Oui, quand il exécute du code sur le fichier téléversé : l'arithmétique vient de Python exécuté, pas du modèle de langage. La précision chute quand vous collez les données sous forme de texte, que le fichier dépasse ce qu'il peut traiter, ou qu'il répond aux suivis de mémoire au lieu de relancer l'analyse. Demandez-lui de montrer le code qu'il a exécuté ; s'il n'y a pas de code, traitez le chiffre comme une supposition.
Comment empêcher l'IA d'inventer des chiffres dans mes données ?
Ne faites confiance qu'aux chiffres appuyés par quelque chose d'inspectable : une requête, une formule ou du code exécuté. Demandez « montre-moi la requête que tu as utilisée » après toute réponse qui compte, et vérifiez un résultat à la main avec un tableau croisé dynamique ou un COUNTIF. Poser la même question deux fois avec des mots différents est un fil-piège peu coûteux : des réponses incohérentes signifient qu'au moins une est fabriquée.
Est-il sûr de téléverser des données d'entreprise dans des outils d'IA ?
Cela dépend de la politique de conservation et d'entraînement de l'outil, que vous devriez lire avant de téléverser quoi que ce soit. Les offres entreprise offrent généralement des garanties plus solides que les offres grand public. Retirez d'abord les noms, e-mails et autres colonnes personnelles, car la plupart des analyses tournent très bien sur des données anonymisées.

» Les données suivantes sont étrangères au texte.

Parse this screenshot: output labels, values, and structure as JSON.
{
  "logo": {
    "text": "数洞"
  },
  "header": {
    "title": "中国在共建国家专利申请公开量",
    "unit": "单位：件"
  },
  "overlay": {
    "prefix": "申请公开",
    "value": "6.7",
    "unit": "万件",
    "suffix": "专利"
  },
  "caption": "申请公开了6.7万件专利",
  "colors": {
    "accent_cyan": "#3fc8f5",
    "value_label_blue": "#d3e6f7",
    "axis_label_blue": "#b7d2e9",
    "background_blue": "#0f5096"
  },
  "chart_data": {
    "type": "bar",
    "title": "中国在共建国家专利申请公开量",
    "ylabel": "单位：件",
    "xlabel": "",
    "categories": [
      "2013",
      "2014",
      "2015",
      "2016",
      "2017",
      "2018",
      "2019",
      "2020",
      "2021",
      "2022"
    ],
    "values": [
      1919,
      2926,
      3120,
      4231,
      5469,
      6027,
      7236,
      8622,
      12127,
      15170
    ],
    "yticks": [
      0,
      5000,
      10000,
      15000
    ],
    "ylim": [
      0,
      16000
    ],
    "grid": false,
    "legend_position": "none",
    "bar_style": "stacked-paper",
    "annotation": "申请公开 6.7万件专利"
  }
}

Pour les bases de données, connectez-vous avec des identifiants en lecture seule, et pour les données réglementées, préférez les plateformes qui analysent à l'intérieur de votre entrepôt existant.
Ai-je encore besoin d'apprendre le SQL si l'IA peut l'écrire pour moi ?

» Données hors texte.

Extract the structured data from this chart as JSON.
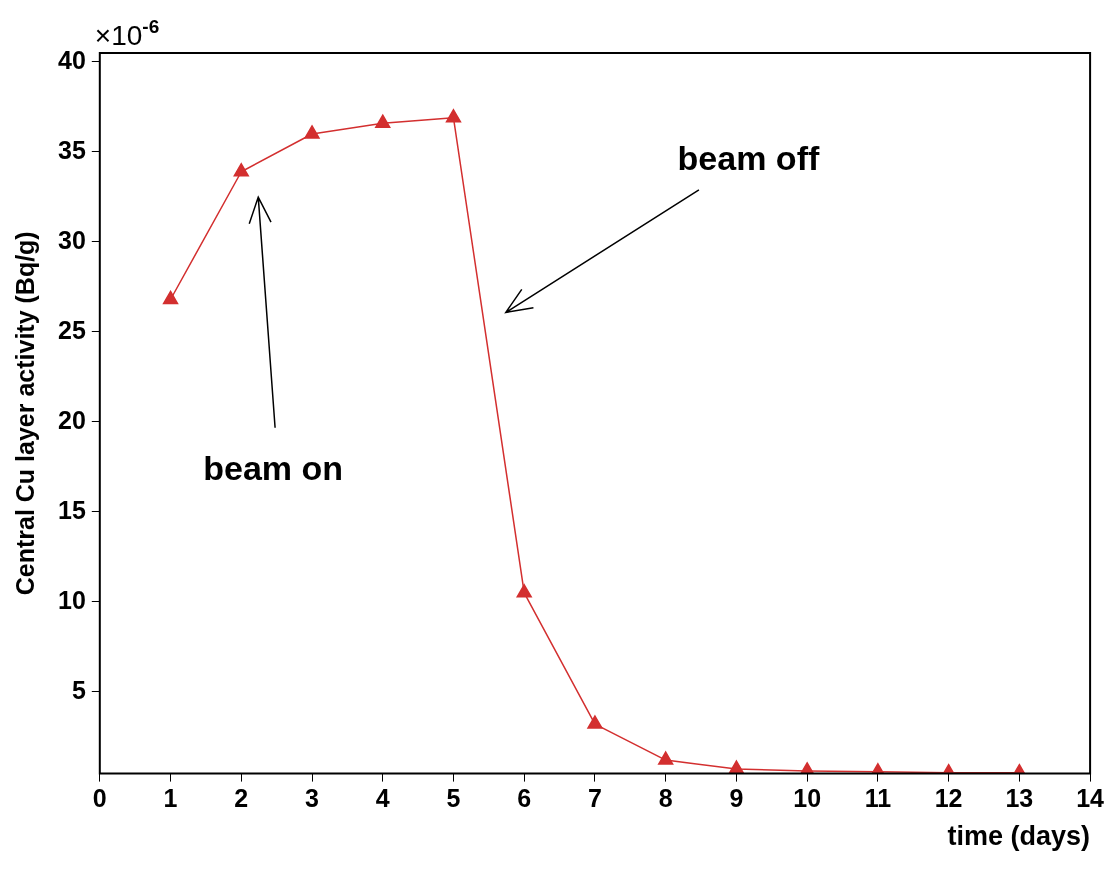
{
  "chart_data": {
    "type": "line",
    "xlabel": "time (days)",
    "ylabel": "Central Cu layer activity (Bq/g)",
    "x": [
      1,
      2,
      3,
      4,
      5,
      6,
      7,
      8,
      9,
      10,
      11,
      12,
      13
    ],
    "series": [
      {
        "color": "#d32f2f",
        "values": [
          26.8,
          33.9,
          36.0,
          36.6,
          36.9,
          10.5,
          3.2,
          1.2,
          0.7,
          0.6,
          0.55,
          0.5,
          0.5
        ]
      }
    ],
    "xlim": [
      0,
      14
    ],
    "xticks": [
      0,
      1,
      2,
      3,
      4,
      5,
      6,
      7,
      8,
      9,
      10,
      11,
      12,
      13,
      14
    ],
    "ylim": [
      0.45,
      40.5
    ],
    "yticks": [
      5,
      10,
      15,
      20,
      25,
      30,
      35,
      40
    ],
    "marker": "triangle",
    "line_style": "solid",
    "grid": false,
    "legend": false,
    "annotations": [
      "×10$^{-6}$",
      "beam on",
      "beam off"
    ]
  }
}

Vous n'avez pas besoin d'écrire du SQL, mais apprendre à le lire est rentable en une semaine. Les requêtes générées échouent de manières lisibles (une mauvaise colonne de date, une jointure qui compte en double), et repérer cela demande bien moins de compétence qu'écrire des requêtes de zéro. Les outils qui expliquent les requêtes en anglais courant font un précepteur convenable.
Quel est le meilleur outil d'IA pour analyser des tableurs ?
Cela dépend de l'endroit où vit le tableur et de ce qu'est la sortie. Pour une analyse dans une feuille neuve, Rows AI ; pour des tableurs qui ont besoin de données en direct provenant de bases de données et d'applications, Sourcetable ; pour des questions rapides en anglais courant et des graphiques prêts pour la présentation sur un fichier existant, Formula Bot. Pour une analyse ponctuelle d'un export, le téléverser dans ChatGPT est le chemin le plus rapide.